Et Adalbert sortit de sa poche la feuille de papier récupérée par les journalistes :

— Berthier me l’a apportée hier matin… Après quoi, j’ai pris sur moi d’aller faire une petite visite à mon confrère Aristide. Ce n’était pas très cordial mais j’ai appris des choses…

Aldo prit le temps de lire puis d’un geste vif ôta Le Figarodes mains de son ami :

— Je vois ! Les nouvelles au compte-gouttes ça commence à suffire ! Cesse de jouer les auteurs de mauvais feuilletons et raconte !

Ce fut vite et bien fait mais, à mesure qu’Adalbert parlait, la figure d’Aldo s’assombrissait :

— Il y a deux choses que je n’aime pas, souligna-t-il en conclusion : la voiture qui ressemble à la tienne et que Caroline descende de Léonard.

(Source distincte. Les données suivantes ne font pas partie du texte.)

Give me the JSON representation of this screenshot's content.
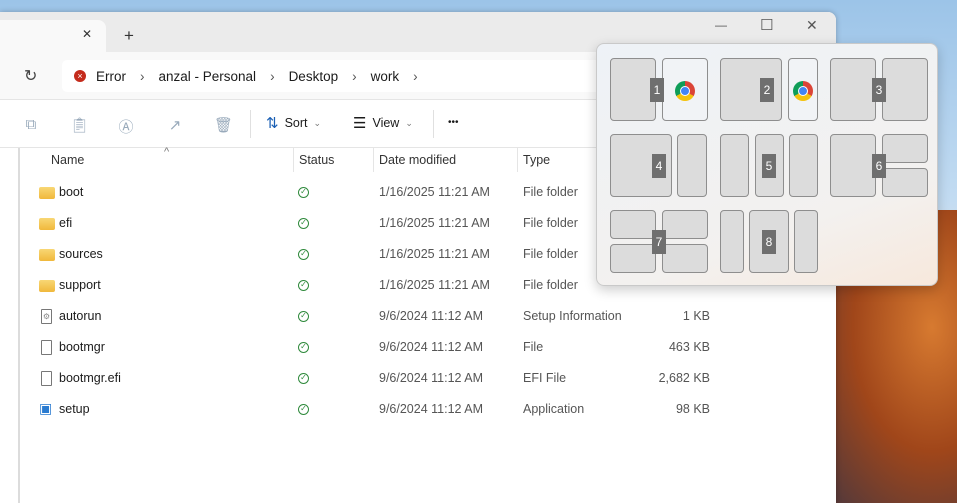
{
  "window": {
    "tab_close": "✕",
    "new_tab": "+",
    "minimize": "—",
    "maximize": "☐",
    "close": "✕"
  },
  "address": {
    "refresh": "↻",
    "crumbs": [
      "Error",
      "anzal - Personal",
      "Desktop",
      "work"
    ],
    "sep": "›"
  },
  "toolbar": {
    "sort": "Sort",
    "view": "View",
    "more": "•••",
    "chev": "⌄"
  },
  "columns": {
    "name": "Name",
    "status": "Status",
    "date": "Date modified",
    "type": "Type",
    "sort_indicator": "^"
  },
  "files": [
    {
      "name": "boot",
      "icon": "folder",
      "date": "1/16/2025 11:21 AM",
      "type": "File folder",
      "size": ""
    },
    {
      "name": "efi",
      "icon": "folder",
      "date": "1/16/2025 11:21 AM",
      "type": "File folder",
      "size": ""
    },
    {
      "name": "sources",
      "icon": "folder",
      "date": "1/16/2025 11:21 AM",
      "type": "File folder",
      "size": ""
    },
    {
      "name": "support",
      "icon": "folder",
      "date": "1/16/2025 11:21 AM",
      "type": "File folder",
      "size": ""
    },
    {
      "name": "autorun",
      "icon": "settings-file",
      "date": "9/6/2024 11:12 AM",
      "type": "Setup Information",
      "size": "1 KB"
    },
    {
      "name": "bootmgr",
      "icon": "file",
      "date": "9/6/2024 11:12 AM",
      "type": "File",
      "size": "463 KB"
    },
    {
      "name": "bootmgr.efi",
      "icon": "file",
      "date": "9/6/2024 11:12 AM",
      "type": "EFI File",
      "size": "2,682 KB"
    },
    {
      "name": "setup",
      "icon": "installer",
      "date": "9/6/2024 11:12 AM",
      "type": "Application",
      "size": "98 KB"
    }
  ],
  "snap_layouts": [
    "1",
    "2",
    "3",
    "4",
    "5",
    "6",
    "7",
    "8"
  ]
}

Cela veut dire que les bijoux disparus au cantonnement du marquis de Bouillé ne l’ont pas été pour tout le monde et que le friseur s’est conduit comme un fripon même s’il s’en est repenti par la suite ce que ce papier ne dit pas.

— Remarque : s’il n’était pas intervenu, le précieux dépôt aurait été embarqué par un autre et on n’en aurait peut-être rien retrouvé. En outre, il n’a pas dû garder la totalité.

— En recoupant la liste des joyaux privés de Marie-Antoinette, certains, j’en suis sûr, ont été remis à l’archiduchesse Marie-Christine…

— Moi, il y a un troisième point qui me tracasse : l’attitude de Ponant-Saint-Germain. Je me demande si on ne devrait pas chercher l’assassin de ce côté… Heureusement on va en savoir davantage ce soir : Tante Amélie va prendre le thé chez le marquis des Aubiers qui lui a envoyé hier une invitation. D’après ce que l’on a compris, il souhaiterait la convaincre d’éloigner Marie-Angéline de ce dangereux maniaque…

— Voilà qui est intéressant ! Et… dis-moi : est-ce que Lemercier a été mis au courant ?

— Pas fou ! Pour qu’il vienne patauger ici avec ses gros sabots ! Le salopard que nous cherchons sait ce qu’il fait en s’adressant à lui pour ses demandes de rançons. Ce n’est pas avec cet idiot qu’il risque quoi que ce soit. Tiens… lady Mendl !… et en compagnie d’un beau garçon, ma foi !

Elsie Mendl leur faisant signe d’un bout de son ombrelle fleurie, ils se levèrent pour aller la saluer.

— Nous nous sommes rencontrés en chemin, Baldwin et moi ! Vous le connaissez, je suppose ?

— Pas du tout ! firent les deux hommes d’une même voix en répondant au sourire – timide – du jeune homme.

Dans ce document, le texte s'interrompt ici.